Quantify dataset specification

See also

The complete source code of this tutorial can be found in

Quantify dataset - specification.ipynb

Quantify dataset - specification.py

This document describes the Quantify dataset specification. Here we focus on the concepts and terminology specific to the Quantify dataset. It is based on the Xarray dataset, hence, we assume basic familiarity with the xarray.Dataset. If you are not familiar with it, we highly recommend to first have a look at our Xarray - brief introduction for a brief overview.

Coordinates and Variables

The Quantify dataset is an xarray dataset that follows certain conventions. We define “subtypes” of xarray coordinates and variables:

Main coordinate(s)

  • Xarray Coordinates that have an attribute is_main_coord set to True.

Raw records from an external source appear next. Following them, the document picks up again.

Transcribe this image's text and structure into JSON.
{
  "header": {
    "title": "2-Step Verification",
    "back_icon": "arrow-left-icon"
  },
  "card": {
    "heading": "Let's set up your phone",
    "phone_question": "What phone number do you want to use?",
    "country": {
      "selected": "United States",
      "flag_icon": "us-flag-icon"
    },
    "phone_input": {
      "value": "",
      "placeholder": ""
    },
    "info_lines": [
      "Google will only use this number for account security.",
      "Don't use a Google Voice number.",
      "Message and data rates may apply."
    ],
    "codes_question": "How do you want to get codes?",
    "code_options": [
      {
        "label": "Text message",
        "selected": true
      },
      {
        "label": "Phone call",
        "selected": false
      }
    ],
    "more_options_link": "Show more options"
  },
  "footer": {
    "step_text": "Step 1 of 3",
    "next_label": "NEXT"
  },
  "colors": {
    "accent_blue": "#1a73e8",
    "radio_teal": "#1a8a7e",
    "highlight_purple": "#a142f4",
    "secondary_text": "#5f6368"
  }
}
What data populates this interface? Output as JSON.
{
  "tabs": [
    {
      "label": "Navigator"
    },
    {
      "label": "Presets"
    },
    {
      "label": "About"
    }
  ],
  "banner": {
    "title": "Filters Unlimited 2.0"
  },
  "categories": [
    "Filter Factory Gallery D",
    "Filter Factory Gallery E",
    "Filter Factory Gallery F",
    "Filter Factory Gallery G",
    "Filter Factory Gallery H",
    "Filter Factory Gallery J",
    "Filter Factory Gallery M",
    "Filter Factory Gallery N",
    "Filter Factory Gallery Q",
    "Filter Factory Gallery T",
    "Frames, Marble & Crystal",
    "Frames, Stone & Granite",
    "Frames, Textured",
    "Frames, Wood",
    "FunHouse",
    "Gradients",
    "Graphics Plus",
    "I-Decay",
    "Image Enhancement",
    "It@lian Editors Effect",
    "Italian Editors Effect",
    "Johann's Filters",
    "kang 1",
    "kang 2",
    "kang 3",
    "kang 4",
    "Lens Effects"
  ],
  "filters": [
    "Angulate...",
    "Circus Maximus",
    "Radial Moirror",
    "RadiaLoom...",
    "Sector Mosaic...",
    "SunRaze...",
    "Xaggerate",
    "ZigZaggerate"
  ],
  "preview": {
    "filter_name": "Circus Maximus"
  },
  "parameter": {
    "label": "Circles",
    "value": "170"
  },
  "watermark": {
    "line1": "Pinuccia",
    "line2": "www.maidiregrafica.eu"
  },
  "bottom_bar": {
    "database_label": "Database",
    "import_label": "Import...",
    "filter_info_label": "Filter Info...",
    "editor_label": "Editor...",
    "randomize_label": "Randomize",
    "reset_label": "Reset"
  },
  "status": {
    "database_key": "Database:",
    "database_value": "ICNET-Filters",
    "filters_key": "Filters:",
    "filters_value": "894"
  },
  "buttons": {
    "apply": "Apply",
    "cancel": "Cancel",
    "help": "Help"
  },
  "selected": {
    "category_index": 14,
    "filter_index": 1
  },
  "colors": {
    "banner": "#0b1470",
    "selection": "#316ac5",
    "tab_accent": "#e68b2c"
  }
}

  • Often correspond to physical coordinates, e.g., a signal frequency or amplitude.

  • Often correspond to quantities set through Settables.

  • The dataset must have at least one main coordinate.

    • Example: In some cases, the idea of a coordinate does not apply, however a main coordinate in the dataset is required. A simple “index” coordinate should be used, e.g., an array of integers.

  • See also the method get_main_coords().

Secondary coordinate(s)

Main variable(s)

  • Xarray Variables that have an attribute is_main_var set to True.

  • Often correspond to a physical quantity being measured, e.g., the signal magnitude at a specific frequency measured on a metal contact of a quantum chip.

  • Often correspond to quantities returned by Gettables.

  • See also get_main_vars().

Secondary variables(s)

  • Again, the ubiquitous example are “calibration” datapoints.

  • Similar to main variables, but intended to serve as reference data for other main variables (e.g., calibration data).

  • Xarray Variables that have an attribute is_main_var set to False.

  • The “assignment” of secondary variables to main variables should be done using relationships.

  • See also get_secondary_vars().

Note

In this document we show exemplary datasets to highlight the details of the Quantify dataset specification. However, for completeness, we always show a valid Quantify dataset with all the required properties.

In order to follow the rest of this specification more easily have a look at the example below. It should give you a more concrete feeling of the details that are exposed afterwards. See Quantify dataset - examples for exemplary dataset.

Dimensions

The main variables and coordinates present in a Quantify dataset have the following required and optional xarray dimensions:

Main dimension(s) [Required]

The main dimensions comply with the following:

  • The outermost dimension of any main coordinate/variable, OR the second outermost dimension if the outermost one is a repetitions dimension.

  • Do not require to be explicitly specified in any metadata attributes, instead utilities for extracting them are provided. See get_main_dims() which simply applies the rule above while inspecting all the main coordinates and variables present in the dataset.

  • The dataset must have at least one main dimension.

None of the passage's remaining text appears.